Wilson's affable grouchiness is counter-balanced by the endlessly sunny nature of her co-worker Josh (Adam Devine) and a delightful production design. For a while, Isn't It Romantic is like the Airplane! of rom-coms, throwing out every joke it can think of and landing most of the punchlines. Inevitably, it settles into a plot that is precisely the movie it appears to mock -- but there's a tiny joy in realizing that the characters and situations work just as well here (or, if you're of that mind, as poorly, I guess) as they ever have.
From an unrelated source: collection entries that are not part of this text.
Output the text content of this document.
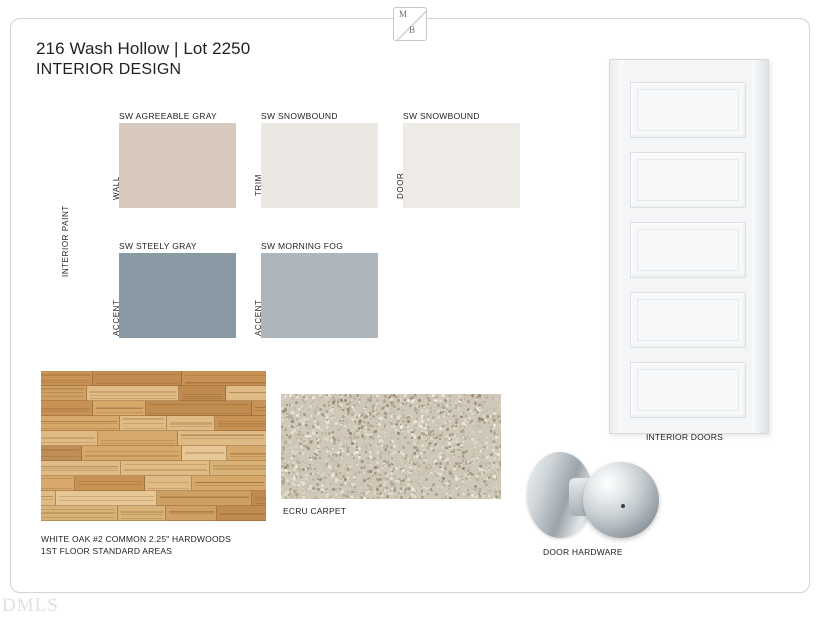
216 Wash Hollow | Lot 2250
INTERIOR DESIGN
INTERIOR PAINT
SW AGREEABLE GRAY
WALL
SW SNOWBOUND
TRIM
SW SNOWBOUND
DOOR
SW STEELY GRAY
ACCENT
SW MORNING FOG
ACCENT
WHITE OAK #2 COMMON 2.25" HARDWOODS
1ST FLOOR STANDARD AREAS
ECRU CARPET
INTERIOR DOORS
DOOR HARDWARE
M
B
DMLS
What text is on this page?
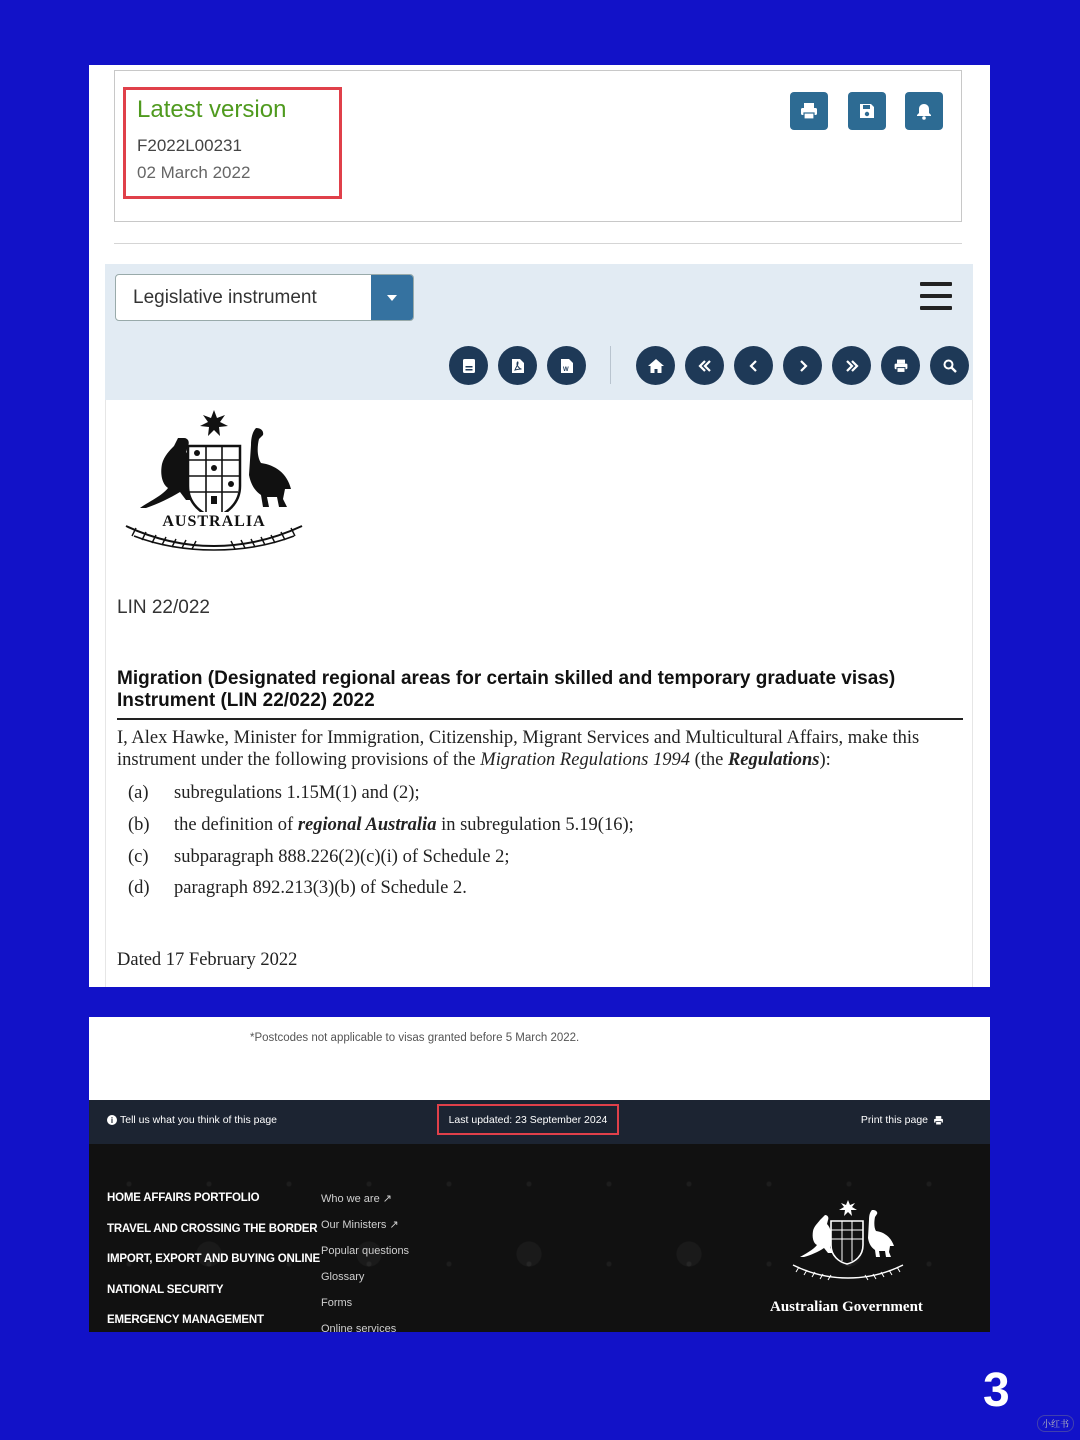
Latest version
F2022L00231
02 March 2022
Legislative instrument
W
AUSTRALIA
LIN 22/022
Migration (Designated regional areas for certain skilled and temporary graduate visas)
Instrument (LIN 22/022) 2022
I, Alex Hawke, Minister for Immigration, Citizenship, Migrant Services and Multicultural Affairs, make this instrument under the following provisions of the Migration Regulations 1994 (the Regulations):
(a) subregulations 1.15M(1) and (2);
(b) the definition of regional Australia in subregulation 5.19(16);
(c) subparagraph 888.226(2)(c)(i) of Schedule 2;
(d) paragraph 892.213(3)(b) of Schedule 2.
Dated 17 February 2022
*Postcodes not applicable to visas granted before 5 March 2022.
i Tell us what you think of this page	Last updated: 23 September 2024	Print this page
HOME AFFAIRS PORTFOLIO
TRAVEL AND CROSSING THE BORDER
IMPORT, EXPORT AND BUYING ONLINE
NATIONAL SECURITY
EMERGENCY MANAGEMENT
Who we are ↗
Our Ministers ↗
Popular questions
Glossary
Forms
Online services
Australian Government
3
小红书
Viewed February 22, 2019 -- ArcLight Sherman Oaks

1935

Saturday, February 16, 2019

"Free Solo"

  

In one of the most interesting (and indoor) sections of the documentary Free Solo, mountain climber Alex Honnold agrees to undergo an MRI to explore what may be happening in his brain. Could peering inside his mind help understand why Alex takes unthinkable risks that go way beyond extreme? Alex climbs mountains without ropes, without equipment -- "free solo" -- and he has his sights set on El Capitan, a sheer slice of granite that juts 3,000 feet up from the valley floor.  No one in his right mind would do this, but the MRI suggests that, indeed, Alex is not in his right mind. His amygdala, the area of the brain that helps control fear and risk-taking, appears to have no activity.

And yet when a romantic interest enters Alex's life, and he realizes how much danger he is putting his film crew into by having them follow his bare-handed ascent, something unexpected happens: He starts to care. He starts to grow ... which may doom his rock climbing.

As jaw-dropping, gripping and dizzying as the film's stunning photography is, what really makes Free Solo so fascinating is watching a man make an even more dangerous transition: from individual to couple, from "me" to "us."

Walk in knowing absolutely nothing about the subject or the sport, and you'll walk out with both an education and some profound insight into two undeniable human conditions: the bliss of success, and the burden of mortality.